Now I'm trying to test this for a water molecule in a cubic box with length
of 10 Ang. I first calculated the MO_CUBE files for HOMO (phi_a) and LUMO
(phi_b), then evaluated the dipole moment

integrals for < phi_a | r | phi_a >,   < phi_b | r | phi_b >, and < phi_a |
r | phi_b > in the length form. The results are (9.44853,9.44853,9.50373), (
9.44198,9.43416,7.97643), and

(0.37276,0.00003,-0.00006), respectively. The three numbers in a.u. for
each moment  are for x,y,z directions.
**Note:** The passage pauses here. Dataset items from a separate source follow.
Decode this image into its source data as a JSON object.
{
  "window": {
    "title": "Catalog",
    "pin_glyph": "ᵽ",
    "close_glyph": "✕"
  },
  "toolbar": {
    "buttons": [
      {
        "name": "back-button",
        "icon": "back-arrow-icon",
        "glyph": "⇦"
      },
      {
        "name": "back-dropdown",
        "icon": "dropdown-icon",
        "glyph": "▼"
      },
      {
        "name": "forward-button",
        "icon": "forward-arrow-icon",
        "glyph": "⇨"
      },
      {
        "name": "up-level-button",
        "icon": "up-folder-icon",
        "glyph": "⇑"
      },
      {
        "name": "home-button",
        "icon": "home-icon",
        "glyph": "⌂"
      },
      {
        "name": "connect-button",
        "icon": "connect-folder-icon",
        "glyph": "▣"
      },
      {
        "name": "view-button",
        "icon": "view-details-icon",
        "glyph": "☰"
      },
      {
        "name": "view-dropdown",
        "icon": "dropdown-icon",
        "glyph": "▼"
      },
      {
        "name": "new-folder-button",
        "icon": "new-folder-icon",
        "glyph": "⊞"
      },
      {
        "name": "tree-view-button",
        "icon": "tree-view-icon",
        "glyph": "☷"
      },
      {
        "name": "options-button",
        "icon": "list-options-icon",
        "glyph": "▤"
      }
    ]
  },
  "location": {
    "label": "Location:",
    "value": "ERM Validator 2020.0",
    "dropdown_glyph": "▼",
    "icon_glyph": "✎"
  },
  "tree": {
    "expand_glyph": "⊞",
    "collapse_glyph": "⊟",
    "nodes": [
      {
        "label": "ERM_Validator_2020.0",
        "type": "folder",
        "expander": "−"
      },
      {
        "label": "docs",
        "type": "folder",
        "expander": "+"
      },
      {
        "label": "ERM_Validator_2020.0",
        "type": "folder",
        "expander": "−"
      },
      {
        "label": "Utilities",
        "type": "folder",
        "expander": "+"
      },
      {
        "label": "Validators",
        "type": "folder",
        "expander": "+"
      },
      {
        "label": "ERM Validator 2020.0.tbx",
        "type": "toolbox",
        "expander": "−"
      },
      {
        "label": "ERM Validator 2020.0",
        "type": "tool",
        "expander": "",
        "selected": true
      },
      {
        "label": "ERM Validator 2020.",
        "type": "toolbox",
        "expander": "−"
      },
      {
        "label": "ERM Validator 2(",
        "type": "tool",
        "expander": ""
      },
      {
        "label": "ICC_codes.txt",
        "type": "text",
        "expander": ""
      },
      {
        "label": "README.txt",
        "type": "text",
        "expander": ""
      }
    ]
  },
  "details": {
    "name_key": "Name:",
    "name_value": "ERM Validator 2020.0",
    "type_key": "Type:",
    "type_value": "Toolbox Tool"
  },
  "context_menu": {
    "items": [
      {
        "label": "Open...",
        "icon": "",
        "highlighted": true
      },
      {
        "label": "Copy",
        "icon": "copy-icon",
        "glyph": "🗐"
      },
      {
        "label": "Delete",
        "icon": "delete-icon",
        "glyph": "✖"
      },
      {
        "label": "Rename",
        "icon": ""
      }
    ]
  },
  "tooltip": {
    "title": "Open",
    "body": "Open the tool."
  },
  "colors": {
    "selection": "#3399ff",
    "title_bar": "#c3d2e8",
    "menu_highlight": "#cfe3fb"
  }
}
Then, with the same CUBE files, I
evaluated the dipole moment integrals using the

berry phase formula, the results are (9.44861,9.44861,9.50564) (9.44906,
9.44318,7.80957), and (14.17324,15.90214,4.07160). As can be seen, the two
formula don't give same numbers,

especially for the transition dipole moment integral which I guess my
implementation is completely wrong. So my question is how much of
difference should the results from the two formula be?

Besides, I'll appreciate if anyone could help me point out my mistakes in
my implementation.

My implementation is as follows:

n is the number of grid points of CUBE file in each direction. b is the
step length. So the lattice constant L is n*b. r is the coordinate. phi_a
and phi_b are the volumetric data which are changed to 1D arrays.

---------------------
ii = 0
DO i = 0, n-1
DO j = 0, n-1
DO k = 0, n-1
ii = ii+1
r(1) = i*b
r(2) = j*b
r(3) = k*b
r = r*2Pi/L
dd(ii,1) = CMPLX( COS( r(1) ), SIN( r(1) ) )
dd(ii,2) = CMPLX( COS( r(2) ), SIN( r(2) ) )
dd(ii,3) = CMPLX( COS( r(3) ), SIN( r(3) ) )
ENDDO
ENDDO
ENDDO

mu(1) = IMAG( LOG (SUM(phi_a*phi_b*dd(:,1))*b**3) )
mu(2) = IMAG( LOG (SUM(phi_a*phi_b*dd(:,2))*b**3) )
mu(3) = IMAG( LOG (SUM(phi_a*phi_b*dd(:,3))*b**3) )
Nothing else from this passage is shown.